What is it?
The Achilles is the thickest tendon in the body, and connects the calf muscles (soleus and gastrocnemius) to the heel (calcaneus). Reactive Tendinopathy of Achilles Tendon is an early stage of tendinopathy caused by chronic overloading of the tendon tissues, such as a dramatic increase in mileage by a runner.
What are the symptoms?
Symptoms are pain along the length of the tendon which can often be worse upon waking in the morning.
How can I stop the pain?
Tendon dysfunction and degeneration can be prevented by early intervention, such as stopping the aggravating activities that compress the tendon by repetitive dorsiflexion, i.e.: running. These activities could be replaced with a non-weightbearing activity such as swimming.

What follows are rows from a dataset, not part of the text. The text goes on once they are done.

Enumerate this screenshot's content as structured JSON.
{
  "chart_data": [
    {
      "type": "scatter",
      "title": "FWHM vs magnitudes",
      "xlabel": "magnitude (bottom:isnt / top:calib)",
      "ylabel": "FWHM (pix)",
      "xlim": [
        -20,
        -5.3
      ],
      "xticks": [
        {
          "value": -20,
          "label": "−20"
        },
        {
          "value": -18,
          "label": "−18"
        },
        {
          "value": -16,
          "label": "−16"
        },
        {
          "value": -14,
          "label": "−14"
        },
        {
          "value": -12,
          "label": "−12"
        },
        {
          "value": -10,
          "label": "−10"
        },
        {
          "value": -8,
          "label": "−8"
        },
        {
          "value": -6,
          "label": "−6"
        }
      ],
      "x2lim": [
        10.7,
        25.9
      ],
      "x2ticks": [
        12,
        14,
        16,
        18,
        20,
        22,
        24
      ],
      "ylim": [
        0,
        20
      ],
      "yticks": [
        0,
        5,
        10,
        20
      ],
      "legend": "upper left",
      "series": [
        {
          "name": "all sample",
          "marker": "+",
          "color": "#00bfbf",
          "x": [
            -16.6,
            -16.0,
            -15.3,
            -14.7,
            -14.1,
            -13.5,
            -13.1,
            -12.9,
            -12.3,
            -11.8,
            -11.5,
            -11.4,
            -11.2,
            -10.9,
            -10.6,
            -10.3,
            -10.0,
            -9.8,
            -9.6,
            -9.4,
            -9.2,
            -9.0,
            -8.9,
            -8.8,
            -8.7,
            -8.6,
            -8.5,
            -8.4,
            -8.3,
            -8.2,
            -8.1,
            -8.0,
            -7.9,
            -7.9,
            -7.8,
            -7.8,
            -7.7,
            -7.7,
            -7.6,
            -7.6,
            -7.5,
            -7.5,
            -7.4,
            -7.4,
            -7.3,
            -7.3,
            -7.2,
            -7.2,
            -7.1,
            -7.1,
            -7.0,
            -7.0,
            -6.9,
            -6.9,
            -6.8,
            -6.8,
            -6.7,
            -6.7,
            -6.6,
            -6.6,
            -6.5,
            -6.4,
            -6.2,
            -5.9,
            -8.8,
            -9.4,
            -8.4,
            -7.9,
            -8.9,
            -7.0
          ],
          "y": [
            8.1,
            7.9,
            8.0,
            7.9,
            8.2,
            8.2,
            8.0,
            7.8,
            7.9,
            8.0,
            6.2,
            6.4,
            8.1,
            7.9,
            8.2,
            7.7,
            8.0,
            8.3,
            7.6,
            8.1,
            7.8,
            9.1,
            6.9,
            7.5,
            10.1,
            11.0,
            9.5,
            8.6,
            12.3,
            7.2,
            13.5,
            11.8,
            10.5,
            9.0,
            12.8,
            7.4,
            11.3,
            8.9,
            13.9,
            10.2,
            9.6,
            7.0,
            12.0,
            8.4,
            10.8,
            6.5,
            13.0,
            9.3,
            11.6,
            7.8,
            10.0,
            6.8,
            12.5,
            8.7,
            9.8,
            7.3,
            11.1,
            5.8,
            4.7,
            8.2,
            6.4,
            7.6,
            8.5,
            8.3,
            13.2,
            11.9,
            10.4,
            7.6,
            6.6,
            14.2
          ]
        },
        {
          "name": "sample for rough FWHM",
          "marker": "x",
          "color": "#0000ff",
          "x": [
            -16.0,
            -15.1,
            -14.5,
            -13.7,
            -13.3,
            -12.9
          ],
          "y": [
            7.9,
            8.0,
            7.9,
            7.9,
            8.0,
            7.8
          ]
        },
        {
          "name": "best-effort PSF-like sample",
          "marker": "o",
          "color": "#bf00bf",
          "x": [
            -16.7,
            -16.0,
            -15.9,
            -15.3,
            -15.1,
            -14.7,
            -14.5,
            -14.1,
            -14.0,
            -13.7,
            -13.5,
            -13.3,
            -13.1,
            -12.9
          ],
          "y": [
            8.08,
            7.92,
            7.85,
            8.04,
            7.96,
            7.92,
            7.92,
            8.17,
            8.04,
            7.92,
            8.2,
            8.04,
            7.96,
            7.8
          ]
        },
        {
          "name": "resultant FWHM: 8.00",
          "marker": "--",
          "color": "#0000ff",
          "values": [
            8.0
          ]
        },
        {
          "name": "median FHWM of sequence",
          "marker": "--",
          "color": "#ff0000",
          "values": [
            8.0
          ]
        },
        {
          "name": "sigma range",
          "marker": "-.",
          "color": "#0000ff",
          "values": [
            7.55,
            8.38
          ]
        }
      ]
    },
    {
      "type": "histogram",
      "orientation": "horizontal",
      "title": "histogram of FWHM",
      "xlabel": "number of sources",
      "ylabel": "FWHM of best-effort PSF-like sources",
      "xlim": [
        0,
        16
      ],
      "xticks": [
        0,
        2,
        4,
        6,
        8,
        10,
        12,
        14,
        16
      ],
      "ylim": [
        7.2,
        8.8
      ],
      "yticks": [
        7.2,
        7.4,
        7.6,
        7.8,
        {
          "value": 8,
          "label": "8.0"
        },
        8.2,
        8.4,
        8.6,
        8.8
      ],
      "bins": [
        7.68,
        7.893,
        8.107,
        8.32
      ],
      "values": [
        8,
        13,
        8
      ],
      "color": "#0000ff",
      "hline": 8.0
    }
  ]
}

Early intervention also includes isometric contractions that help to modulate pain and maintain ankle joint strength.
How can I prevent the pain from returning?
A training programme to strengthen the tendons using a mixture of isometric, concentric and eccentric contractions at an optimal load (not too much or too little weight) will help to keep tendinopathy at bay. It is important to also ensure that training volume is increased gradually to avoid overload, for example: a runner gradually increasing mileage following a window of de-training or an off-season. Under guidance from an appropriately trained professional you may consider changing your footwear or seeking help to improve your running mechanics.